Inzest in Vaduz (Benjamin Kirschner - 1982)
Publié : 1 avr. 22, 06:47
Fleuron du cinéma liechtensteinois, Inzest in Vaduz, titré également Oben am jungen Rhein, est un film remarquable primé à Locarno en 1982.
Réalisé par Benjamin Kirschner (qui s’était déjà fait remarquer, paraît -il, comme réalisateur à la télévision liechtensteinoise), il dresse un portrait acerbe de la société liechtensteinoise en proie à une lutte des classes que le taux de chômage du pays, le plus bas de l’Espace Économique Européen, ne pouvait laisser imaginer.
Inzest in Vaduz est également et surtout un poignant mélodrame qui raconte l’amour platonique et impossible entre Klaus (Hans Knappknecht, impénétrable) un riche et jeune fermier de l’Oberland, région méridionale et montagnarde du Liechtenstein, et Brigitt (Inge Dummerkopf, tout aussi impénétrable quoique délicieuse), patineuse désargentée de l’Unterland, la région Nord, beaucoup plus basse (la symbolique est un tantinet grossière) en tant que plaine alluviale du Rhin.
Fréquentant tous deux le Musée des Beaux Arts du Liechtenstein, car ils sont esthètes et passionnés de peinture, ils découvrent la terrible réalité : ils sont frères et sœurs.
Brigitt étant le fruit de l’union illégitime entre la mère de Klaus et un ancien SS qui avait trouvé refuge au Liechtenstein, à la fin de la Seconde Guerre Mondiale (il convient de préciser que le Liechtenstein est un des rares pays à avoir refusé de livrer à l’Armée Rouge ses réfugiés ayant servi dans l’armée allemande).
Le titre est mensonger, et fonctionne, de ce fait, comme un leurre, dans la mesure où d’inceste il n’y aura point: la passion, réelle, qui unit les deux personnages, se maintenant, jusqu’au bout, dans le plus total affect platonique. Enfin presque, car survient en fin de parcours une entorse bouleversante, que je ne révélerai pas, à ce principe.
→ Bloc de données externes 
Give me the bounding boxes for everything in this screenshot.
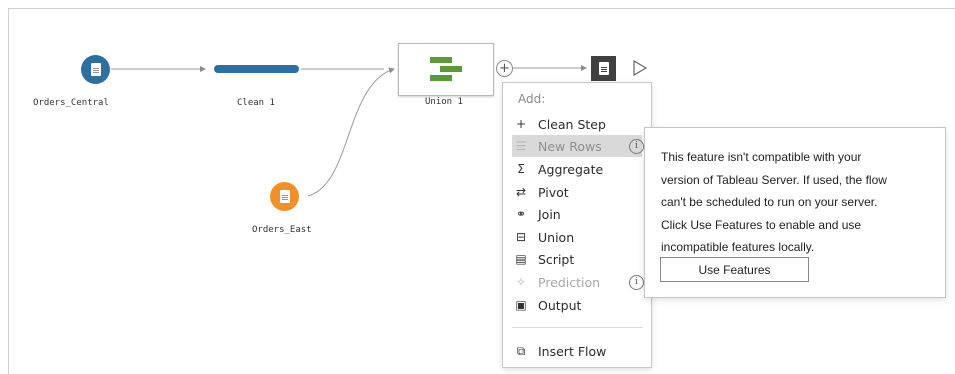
plus-circle-icon: +	[499, 61, 510, 76]
document-icon	[598, 62, 609, 75]
orders-central-node[interactable]	[81, 55, 110, 84]
menu-item-prediction[interactable]: ✧ Prediction i	[512, 271, 644, 293]
menu-item-label: Output	[538, 297, 582, 313]
menu-item-clean-step[interactable]: + Clean Step	[512, 113, 642, 135]
new-rows-icon: ☰	[515, 139, 527, 153]
menu-item-label: New Rows	[538, 138, 602, 154]
menu-item-label: Clean Step	[538, 116, 606, 132]
menu-item-output[interactable]: ▣ Output	[512, 294, 642, 316]
menu-item-union[interactable]: ⊟ Union	[512, 226, 642, 248]
orders-east-node[interactable]	[270, 182, 299, 211]
menu-item-script[interactable]: ▤ Script	[512, 248, 642, 270]
insert-flow-icon: ⧉	[516, 343, 526, 358]
document-icon	[279, 190, 290, 203]
add-step-button[interactable]: +	[496, 60, 513, 77]
clean-step-node[interactable]	[214, 65, 299, 73]
tooltip-line: This feature isn't compatible with your	[661, 150, 862, 164]
menu-item-join[interactable]: ⚭ Join	[512, 203, 642, 225]
menu-item-insert-flow[interactable]: ⧉ Insert Flow	[512, 340, 642, 362]
menu-item-label: Prediction	[538, 274, 601, 290]
orders-central-label: Orders_Central	[33, 98, 109, 108]
prediction-icon: ✧	[515, 275, 527, 289]
tooltip-message: This feature isn't compatible with your …	[661, 146, 943, 259]
menu-item-label: Aggregate	[538, 161, 604, 177]
menu-item-aggregate[interactable]: Σ Aggregate	[512, 158, 642, 180]
union-step-node[interactable]	[398, 43, 494, 96]
tooltip-line: Click Use Features to enable and use	[661, 217, 862, 232]
sigma-icon: Σ	[517, 162, 525, 176]
use-features-button[interactable]: Use Features	[660, 257, 809, 282]
clean-step-label: Clean 1	[237, 98, 275, 108]
menu-item-label: Insert Flow	[538, 343, 607, 359]
tooltip-line: incompatible features locally.	[661, 240, 815, 254]
output-node[interactable]	[591, 56, 616, 81]
compatibility-tooltip: This feature isn't compatible with your …	[644, 127, 946, 298]
output-icon: ▣	[515, 298, 527, 312]
orders-east-label: Orders_East	[252, 225, 312, 235]
play-triangle-icon	[633, 60, 647, 76]
info-icon[interactable]: i	[629, 138, 644, 154]
menu-item-label: Join	[538, 206, 561, 222]
info-icon[interactable]: i	[629, 274, 644, 290]
document-icon	[90, 63, 101, 76]
union-icon: ⊟	[515, 230, 527, 244]
script-icon: ▤	[515, 252, 527, 266]
plus-icon: +	[515, 117, 527, 131]
menu-item-label: Script	[538, 251, 575, 267]
pivot-icon: ⇄	[515, 185, 527, 199]
menu-item-new-rows[interactable]: ☰ New Rows i	[512, 135, 644, 157]
menu-header: Add:	[518, 92, 546, 106]
menu-divider	[512, 327, 643, 328]
union-step-label: Union 1	[425, 97, 463, 107]
menu-item-pivot[interactable]: ⇄ Pivot	[512, 181, 642, 203]
union-icon	[430, 57, 462, 81]
tooltip-line: can't be scheduled to run on your server…	[661, 195, 878, 209]
run-flow-button[interactable]	[633, 60, 647, 76]
menu-item-label: Union	[538, 229, 575, 245]
tooltip-line: version of Tableau Server. If used, the …	[661, 172, 887, 187]
menu-item-label: Pivot	[538, 184, 569, 200]
add-step-menu: Add: + Clean Step ☰ New Rows i Σ Aggrega…	[502, 82, 652, 368]
join-icon: ⚭	[515, 207, 527, 221]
Photographié de manière extrêmement sensible par le grand directeur de la photo liechtensteinois Steffan Dieterbach, Inzest in Vaduz superpose avec talent étalage obscène de la richesse de la Principauté avec la description sans concession des taudis de l’Unterland, régulièrement inondés par le Rhin. Kirscher en profite également pour brocarder au vitriol, le milieu ecclésiastique liechtensteinois.
Le film a bénéficié de certains moyens et l’intérieur du Musée des Beaux-Arts de Vaduz, la capitale, a été partiellement reconstitué en Angleterre, aux studios de Pinewood (notamment pour le plan montrant Brigitt se rendre aux toilettes du musée), le film ayant été co-produit par l’Autriche et la Grande Bretagne.
Le film n’est malheureusement pas sorti chez nous mais les comptes-rendus de festivals de l’année 82 (Cannes également pour la Semaine de la Critique) ne se sont pas trompés sur les qualités exceptionnelles d’un film placé sous le signe du drame sociétal et d’un lyrisme magnifié par des plans de nature et de montagne souvent stupéfiants de beauté.
On peut préciser que Kirschner a réalisé un autre film, lui aussi inédit chez nous, Die Frau in Lehm (La Femme en argile, littéralement), polar se situant dans les bas-fonds de Vaduz, qui n’eut pas le succès critique du précédent.
Pour les curieux, Inzest in Vaduz est visible en replay sur TV Liechten jusqu’au 15 avril.